Besuch in Großgärtnerei
Hummeln helfen Tomaten

Reckenfeld -

Ohne Hummeln gibt es keine Tomaten. Das wurde der Reckenfelder Kolpingsfamilie im Gartenbaubetrieb Schräder bewusst.

Mittwoch, 26.09.2018, 07:20 Uhr
Veröffentlicht: Mittwoch, 26.09.2018, 07:15 Uhr
Zuletzt bearbeitet: Mittwoch, 26.09.2018, 07:20 Uhr
Die Kolpingsfamilie und ihre Gäste durften sich im Gartenbaubetrieb umsehen und erhielten Infos aus erster Hand.
Die Kolpingsfamilie und ihre Gäste durften sich im Gartenbaubetrieb umsehen und erhielten Infos aus erster Hand. Foto: Privat

Die Kolpingsfamilie Reckenfeld wurde mit ihren Gästen zu Beginn des Besuchs beim Gartenbau-Familienbetrieb Schräder an der Schemdehausener Straße in Greven von Chef Hubert Schräder persönlich begrüßt. Er führte die Besucher durch den in der achten Generation geführten Familienbetrieb.

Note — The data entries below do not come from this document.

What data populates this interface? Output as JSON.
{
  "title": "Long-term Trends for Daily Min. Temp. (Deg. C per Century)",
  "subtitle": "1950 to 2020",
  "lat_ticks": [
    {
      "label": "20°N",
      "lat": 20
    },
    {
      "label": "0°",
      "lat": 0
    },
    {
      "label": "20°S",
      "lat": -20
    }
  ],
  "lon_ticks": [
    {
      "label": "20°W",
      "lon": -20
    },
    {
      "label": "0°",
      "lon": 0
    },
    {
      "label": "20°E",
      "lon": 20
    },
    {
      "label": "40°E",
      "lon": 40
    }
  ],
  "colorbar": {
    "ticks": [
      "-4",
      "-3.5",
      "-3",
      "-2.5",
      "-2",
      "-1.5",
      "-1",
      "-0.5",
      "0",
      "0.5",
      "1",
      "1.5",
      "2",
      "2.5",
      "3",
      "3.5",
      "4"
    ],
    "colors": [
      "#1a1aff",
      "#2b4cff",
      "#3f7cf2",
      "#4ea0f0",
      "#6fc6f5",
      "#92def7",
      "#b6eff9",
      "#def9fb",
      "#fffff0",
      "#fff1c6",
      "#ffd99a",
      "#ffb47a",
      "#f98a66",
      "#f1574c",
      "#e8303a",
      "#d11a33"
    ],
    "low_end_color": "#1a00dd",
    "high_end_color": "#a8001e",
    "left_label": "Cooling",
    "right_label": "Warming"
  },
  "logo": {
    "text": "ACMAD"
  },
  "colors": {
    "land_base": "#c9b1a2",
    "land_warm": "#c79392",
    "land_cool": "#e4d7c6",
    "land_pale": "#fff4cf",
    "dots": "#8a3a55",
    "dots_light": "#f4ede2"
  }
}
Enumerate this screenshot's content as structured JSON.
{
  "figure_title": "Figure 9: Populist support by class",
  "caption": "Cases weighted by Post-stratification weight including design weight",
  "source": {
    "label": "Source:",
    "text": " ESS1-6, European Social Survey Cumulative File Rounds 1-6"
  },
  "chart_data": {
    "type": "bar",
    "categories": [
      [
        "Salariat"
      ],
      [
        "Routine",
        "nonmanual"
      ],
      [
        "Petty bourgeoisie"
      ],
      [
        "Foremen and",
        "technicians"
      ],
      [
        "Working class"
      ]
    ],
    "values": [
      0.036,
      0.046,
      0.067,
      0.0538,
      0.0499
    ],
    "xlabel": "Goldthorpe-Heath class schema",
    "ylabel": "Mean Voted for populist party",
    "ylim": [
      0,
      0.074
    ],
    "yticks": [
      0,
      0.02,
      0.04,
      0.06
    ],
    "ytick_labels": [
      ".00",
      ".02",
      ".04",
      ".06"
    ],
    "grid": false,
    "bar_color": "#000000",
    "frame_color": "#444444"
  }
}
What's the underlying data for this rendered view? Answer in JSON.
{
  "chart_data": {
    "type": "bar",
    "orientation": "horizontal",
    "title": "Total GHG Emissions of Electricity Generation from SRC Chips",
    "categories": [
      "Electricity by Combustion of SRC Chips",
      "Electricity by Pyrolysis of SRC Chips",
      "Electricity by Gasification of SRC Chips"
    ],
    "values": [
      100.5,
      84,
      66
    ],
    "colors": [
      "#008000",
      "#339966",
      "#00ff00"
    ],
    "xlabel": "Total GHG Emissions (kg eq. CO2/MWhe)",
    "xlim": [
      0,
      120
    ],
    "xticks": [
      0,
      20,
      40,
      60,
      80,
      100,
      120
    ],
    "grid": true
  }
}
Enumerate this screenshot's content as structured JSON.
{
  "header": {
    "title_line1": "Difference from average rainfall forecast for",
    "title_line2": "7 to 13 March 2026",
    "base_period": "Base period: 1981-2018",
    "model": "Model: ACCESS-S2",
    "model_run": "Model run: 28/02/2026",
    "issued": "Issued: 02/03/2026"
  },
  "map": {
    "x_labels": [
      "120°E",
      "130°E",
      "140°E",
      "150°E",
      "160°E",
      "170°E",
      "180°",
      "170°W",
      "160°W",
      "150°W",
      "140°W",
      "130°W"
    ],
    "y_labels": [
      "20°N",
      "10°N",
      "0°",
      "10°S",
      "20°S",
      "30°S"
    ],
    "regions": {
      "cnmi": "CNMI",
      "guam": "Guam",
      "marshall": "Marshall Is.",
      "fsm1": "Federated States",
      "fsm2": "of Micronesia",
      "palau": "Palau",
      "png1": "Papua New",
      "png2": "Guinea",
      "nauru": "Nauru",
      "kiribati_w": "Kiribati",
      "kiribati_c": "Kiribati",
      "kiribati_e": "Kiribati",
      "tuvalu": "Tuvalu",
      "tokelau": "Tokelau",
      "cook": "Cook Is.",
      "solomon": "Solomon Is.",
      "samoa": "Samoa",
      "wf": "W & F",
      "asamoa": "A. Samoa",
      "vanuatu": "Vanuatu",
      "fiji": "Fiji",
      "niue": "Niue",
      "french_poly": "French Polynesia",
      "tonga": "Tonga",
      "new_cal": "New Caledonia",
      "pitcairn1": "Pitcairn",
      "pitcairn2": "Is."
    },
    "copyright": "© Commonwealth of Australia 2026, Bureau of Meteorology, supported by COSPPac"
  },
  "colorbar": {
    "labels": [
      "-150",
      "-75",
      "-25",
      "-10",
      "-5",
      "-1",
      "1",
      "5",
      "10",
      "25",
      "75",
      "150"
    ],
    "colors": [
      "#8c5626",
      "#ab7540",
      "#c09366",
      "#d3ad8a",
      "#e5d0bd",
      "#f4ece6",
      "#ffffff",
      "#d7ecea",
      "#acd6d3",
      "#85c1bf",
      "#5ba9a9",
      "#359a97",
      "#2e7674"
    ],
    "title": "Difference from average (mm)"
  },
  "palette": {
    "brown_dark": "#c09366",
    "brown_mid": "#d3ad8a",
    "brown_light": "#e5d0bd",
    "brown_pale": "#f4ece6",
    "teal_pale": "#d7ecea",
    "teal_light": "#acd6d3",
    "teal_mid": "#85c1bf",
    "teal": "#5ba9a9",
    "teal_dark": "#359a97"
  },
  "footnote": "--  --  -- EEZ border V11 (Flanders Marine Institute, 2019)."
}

Die Produktion am jetzigen Standort, so berichtete Hubert Schräder, findet seit Februar 2016 auf einer Fläche von 15 000 Quadratmetern in drei Abteilungen statt. Tomaten, Gurken und Paprika werden hier aufgezogen. Der Absatz findet heute nur noch zu einem Drittel der Produktion in loser Form statt, alles andere verlässt bereits verpackt den Betrieb. Dieses geschieht in erster Linie auf Wunsch des belieferten Großhandels.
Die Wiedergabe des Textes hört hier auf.